Based on the performance data in the tables provided, we can draw the following conclusions:

1. For smaller datasets (100 to 1000 elements), the differences in execution times among the sorting algorithms are not significant. However, as the dataset size increases, the performance differences become more apparent.
2. Radix Sort, Quick Sort, and Merge Sort all perform well on larger datasets, but their parallelized versions show even better performance for datasets with 100,000 elements or more.

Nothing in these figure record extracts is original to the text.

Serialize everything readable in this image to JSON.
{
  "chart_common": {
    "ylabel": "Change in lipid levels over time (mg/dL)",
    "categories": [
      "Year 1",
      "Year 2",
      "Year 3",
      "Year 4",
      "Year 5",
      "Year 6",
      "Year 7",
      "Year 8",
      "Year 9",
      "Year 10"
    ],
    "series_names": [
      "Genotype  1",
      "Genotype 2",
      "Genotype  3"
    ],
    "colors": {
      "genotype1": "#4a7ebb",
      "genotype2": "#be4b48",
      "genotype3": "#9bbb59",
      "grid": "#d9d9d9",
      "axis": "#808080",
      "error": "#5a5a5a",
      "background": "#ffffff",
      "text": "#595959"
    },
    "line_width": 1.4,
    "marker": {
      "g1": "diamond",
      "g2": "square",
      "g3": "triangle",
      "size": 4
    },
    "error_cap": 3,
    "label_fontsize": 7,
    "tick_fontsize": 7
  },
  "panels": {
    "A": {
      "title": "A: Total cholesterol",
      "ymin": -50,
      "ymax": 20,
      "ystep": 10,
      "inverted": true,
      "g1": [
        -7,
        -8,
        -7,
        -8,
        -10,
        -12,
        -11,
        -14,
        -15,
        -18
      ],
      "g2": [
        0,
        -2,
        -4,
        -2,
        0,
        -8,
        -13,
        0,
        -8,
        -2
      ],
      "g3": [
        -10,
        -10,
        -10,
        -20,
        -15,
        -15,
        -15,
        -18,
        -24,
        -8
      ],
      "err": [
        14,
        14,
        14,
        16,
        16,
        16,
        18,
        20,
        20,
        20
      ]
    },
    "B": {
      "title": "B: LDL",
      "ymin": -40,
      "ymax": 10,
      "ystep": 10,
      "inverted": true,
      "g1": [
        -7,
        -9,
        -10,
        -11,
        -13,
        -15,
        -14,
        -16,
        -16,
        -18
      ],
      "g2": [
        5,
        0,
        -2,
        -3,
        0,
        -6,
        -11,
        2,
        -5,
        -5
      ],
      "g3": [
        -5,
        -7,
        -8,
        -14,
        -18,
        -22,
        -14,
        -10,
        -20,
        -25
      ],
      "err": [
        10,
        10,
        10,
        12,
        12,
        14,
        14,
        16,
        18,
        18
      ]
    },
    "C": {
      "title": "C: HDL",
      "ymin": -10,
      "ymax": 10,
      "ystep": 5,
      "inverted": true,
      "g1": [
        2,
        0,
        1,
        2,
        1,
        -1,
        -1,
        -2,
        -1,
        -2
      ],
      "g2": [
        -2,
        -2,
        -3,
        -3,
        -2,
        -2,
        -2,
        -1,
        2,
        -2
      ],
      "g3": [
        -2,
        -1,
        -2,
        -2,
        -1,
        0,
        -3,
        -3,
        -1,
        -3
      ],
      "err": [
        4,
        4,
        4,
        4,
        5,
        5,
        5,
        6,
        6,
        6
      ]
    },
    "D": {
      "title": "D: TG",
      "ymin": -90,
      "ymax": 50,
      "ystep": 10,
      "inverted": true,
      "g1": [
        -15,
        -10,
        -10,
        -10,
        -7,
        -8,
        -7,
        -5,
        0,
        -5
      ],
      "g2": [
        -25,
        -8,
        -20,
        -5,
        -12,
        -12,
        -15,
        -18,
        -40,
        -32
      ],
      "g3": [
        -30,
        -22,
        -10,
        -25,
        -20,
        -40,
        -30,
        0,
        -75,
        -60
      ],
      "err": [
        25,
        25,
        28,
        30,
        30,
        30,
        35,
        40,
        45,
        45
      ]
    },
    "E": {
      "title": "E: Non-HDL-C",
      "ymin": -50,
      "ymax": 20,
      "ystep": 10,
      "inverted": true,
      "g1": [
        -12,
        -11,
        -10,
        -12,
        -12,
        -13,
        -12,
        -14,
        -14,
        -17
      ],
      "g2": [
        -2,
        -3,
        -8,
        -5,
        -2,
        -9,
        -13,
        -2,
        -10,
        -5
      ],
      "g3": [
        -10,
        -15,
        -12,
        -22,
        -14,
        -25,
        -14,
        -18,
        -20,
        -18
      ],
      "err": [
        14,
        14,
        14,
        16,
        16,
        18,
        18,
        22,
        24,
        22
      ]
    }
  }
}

3. Parallel Radix Sort's performance is not consistent with the other parallel algorithms, as its execution time is higher even for smaller datasets. This could be due to the overhead of parallelism in this particular implementation or inefficiencies in the code.

In summary, for smaller datasets, the choice of sorting algorithm may not significantly impact performance. However, as the dataset size increases, parallelized algorithms such as Parallel Quick Sort and Parallel Merge Sort show improved performance compared to their non-parallel counterparts. Parallel Radix Sort could be further optimized, as its current performance is not on par with the other parallel algorithms.